Ciekawe czy joystick przestał służyć do szybkiego i prostego wyboru punktów AF.
Szabla - Sro 09 Cze, 2010

Obsługa jest taka sama jak w A230/A380.
Marian - Sro 09 Cze, 2010

Cytat z informacji prasowej:
"Kolorowe ikony na ekranie ułatwiają szybki dostęp do menu funkcji fotografowania i wyświetlania."
Czyżby ekran był dotykowy, a nic mi na ten temat nie wiadomo? Wtedy mogłoby to ułatwiać szybki dostęp.
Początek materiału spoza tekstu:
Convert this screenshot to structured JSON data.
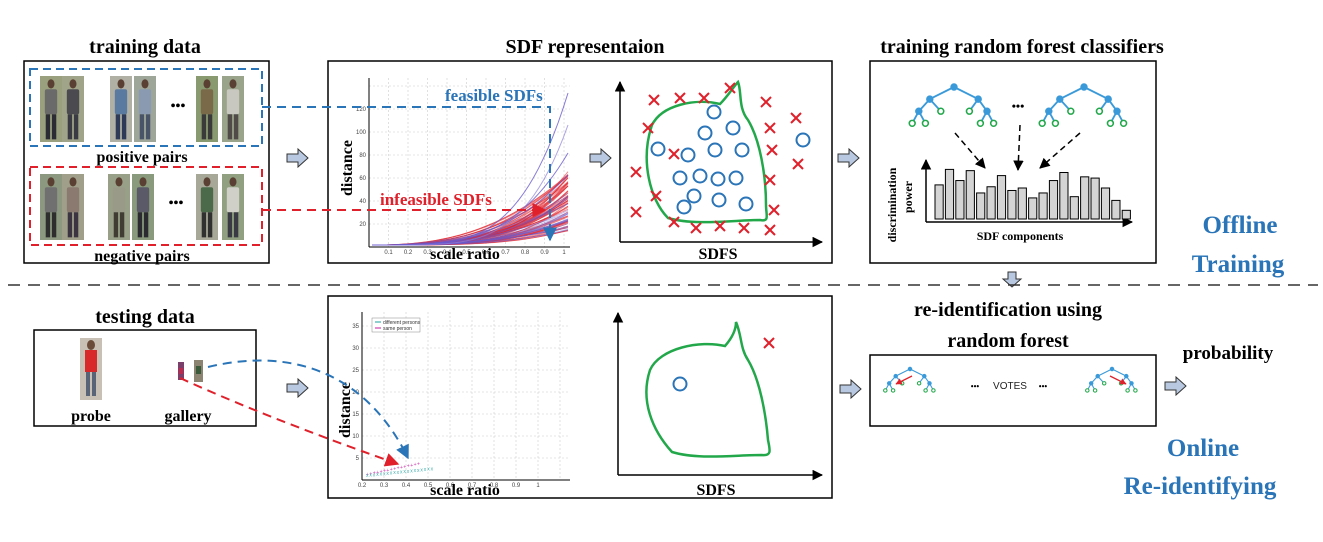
{
  "titles": {
    "training_data": "training data",
    "sdf_representation": "SDF representaion",
    "training_rf": "training random forest classifiers",
    "testing_data": "testing data",
    "reid_line1": "re-identification using",
    "reid_line2": "random forest"
  },
  "training_box": {
    "positive_pairs": "positive pairs",
    "negative_pairs": "negative pairs",
    "ellipsis": "•••"
  },
  "sdf_plot_top": {
    "feasible": "feasible SDFs",
    "infeasible": "infeasible SDFs",
    "ylabel": "distance",
    "xlabel": "scale ratio",
    "yticks": [
      "20",
      "40",
      "60",
      "80",
      "100",
      "120"
    ],
    "xticks": [
      "0.1",
      "0.2",
      "0.3",
      "0.4",
      "0.5",
      "0.6",
      "0.7",
      "0.8",
      "0.9",
      "1"
    ]
  },
  "sdfs_label_top": "SDFS",
  "rf_box": {
    "ylabel_line1": "discrimination",
    "ylabel_line2": "power",
    "xlabel": "SDF components",
    "ellipsis": "•••",
    "bars": [
      0.55,
      0.8,
      0.62,
      0.78,
      0.42,
      0.52,
      0.7,
      0.46,
      0.5,
      0.34,
      0.42,
      0.62,
      0.75,
      0.36,
      0.68,
      0.66,
      0.5,
      0.3,
      0.14
    ]
  },
  "section_labels": {
    "offline_line1": "Offline",
    "offline_line2": "Training",
    "online_line1": "Online",
    "online_line2": "Re-identifying"
  },
  "testing_box": {
    "probe": "probe",
    "gallery": "gallery"
  },
  "sdf_plot_bottom": {
    "ylabel": "distance",
    "xlabel": "scale ratio",
    "legend": [
      "different persons",
      "same person"
    ],
    "yticks": [
      "5",
      "10",
      "15",
      "20",
      "25",
      "30",
      "35"
    ],
    "xticks": [
      "0.2",
      "0.3",
      "0.4",
      "0.5",
      "0.6",
      "0.7",
      "0.8",
      "0.9",
      "1"
    ]
  },
  "sdfs_label_bottom": "SDFS",
  "reid_box": {
    "votes": "VOTES",
    "ellipsis_left": "•••",
    "ellipsis_right": "•••"
  },
  "probability": "probability",
  "colors": {
    "blue": "#2a74b8",
    "red": "#e0202a",
    "green": "#22a84a",
    "tree_blue": "#3a9ad9",
    "purple": "#6a5acd",
    "arrow_fill": "#b8c8e0"
  }
}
To chyba jakiś rezultat marketingowej bezmyślności "pisarza", bo nie chcę podejrzewać świadomego dezinformowania. Ikonki to ułatwiają, ale w komputerze, gdzie ma się myszkę do bezpośredniego naciskania w daną ikonkę, a tutaj co te ikonki ułatwiają i przyspieszają?
Niektórym się chyba wydaje że jak są ikonki, to już jest szybciej i łatwiej. Czy to ergonomiczna ignorancja?
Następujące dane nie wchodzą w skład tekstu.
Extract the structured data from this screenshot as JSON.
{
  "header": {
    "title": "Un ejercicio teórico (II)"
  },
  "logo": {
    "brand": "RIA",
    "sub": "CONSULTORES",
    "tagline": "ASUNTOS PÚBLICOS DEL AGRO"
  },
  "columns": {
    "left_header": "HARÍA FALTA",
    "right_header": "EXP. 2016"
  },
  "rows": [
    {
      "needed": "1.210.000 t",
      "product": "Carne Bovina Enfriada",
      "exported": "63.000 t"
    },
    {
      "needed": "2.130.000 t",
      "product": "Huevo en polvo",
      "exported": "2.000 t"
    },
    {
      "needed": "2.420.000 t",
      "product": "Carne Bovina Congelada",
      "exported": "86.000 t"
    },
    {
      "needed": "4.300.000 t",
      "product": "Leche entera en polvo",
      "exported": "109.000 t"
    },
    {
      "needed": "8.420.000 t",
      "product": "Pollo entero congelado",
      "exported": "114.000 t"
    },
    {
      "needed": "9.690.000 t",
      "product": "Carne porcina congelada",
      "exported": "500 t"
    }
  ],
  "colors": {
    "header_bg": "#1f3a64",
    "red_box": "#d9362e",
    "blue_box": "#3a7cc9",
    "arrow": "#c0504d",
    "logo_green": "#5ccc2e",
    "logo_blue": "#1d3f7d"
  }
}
revolta - Sro 09 Cze, 2010

może poprzednie ikonki były czarnobiałe ? i móżdżek marketingowca zapamiętał "cerwone, zułte, zielune" i dzięki temu szybciej się decyduje co wybrać ?
a może wcześniej dostęp do funkcji był bardziej poprzez inne funkcje ?
bo np. w 50D jest ekran "info" i wchodzi się w nim też w opcje, podczas gdy w poprzednim nie dało się wejść w ustawienie opcji z poziomu "info" bo "info" było tylko wyświetleniem ustawień ? może tutaj to samo, że można wybierać tryb ?
http://fotoblogia.pl/2010...fa-a290-i-a390/
patrząc na zdjęcie ze środka - wygląda jak menu Canona + ikonki ludzików "stoi, biegnie" dla "domyślnych" nie wiedzących czym jest czas
oraz "ludzik i pejzaż" dla osób nie wiedzących czym jest głębia ostrości

pewnie o to chodzi ;)
bo jak ktoś kupuje "lustrzanke co reklamują, żeby mieć lustrzanke" taki ludzik w biegu albo ludzik stojący jest ułatwieniem

za pare lat może będzie dodana funkcja automatycznego uśmiechu przy danym czasie dobranym do danej ogniskowej i będzie ludzik rozmazany i ludzik uśmiechnięty na osi czasu do "dużego zooma"

SlawGaw - Sro 09 Cze, 2010

Cóż chyba nadal A200 w tej całej serii A <400, jest najbardziej sensownym wyborem, mimo lampy błyskowej otwieranej na niewielką wysokość.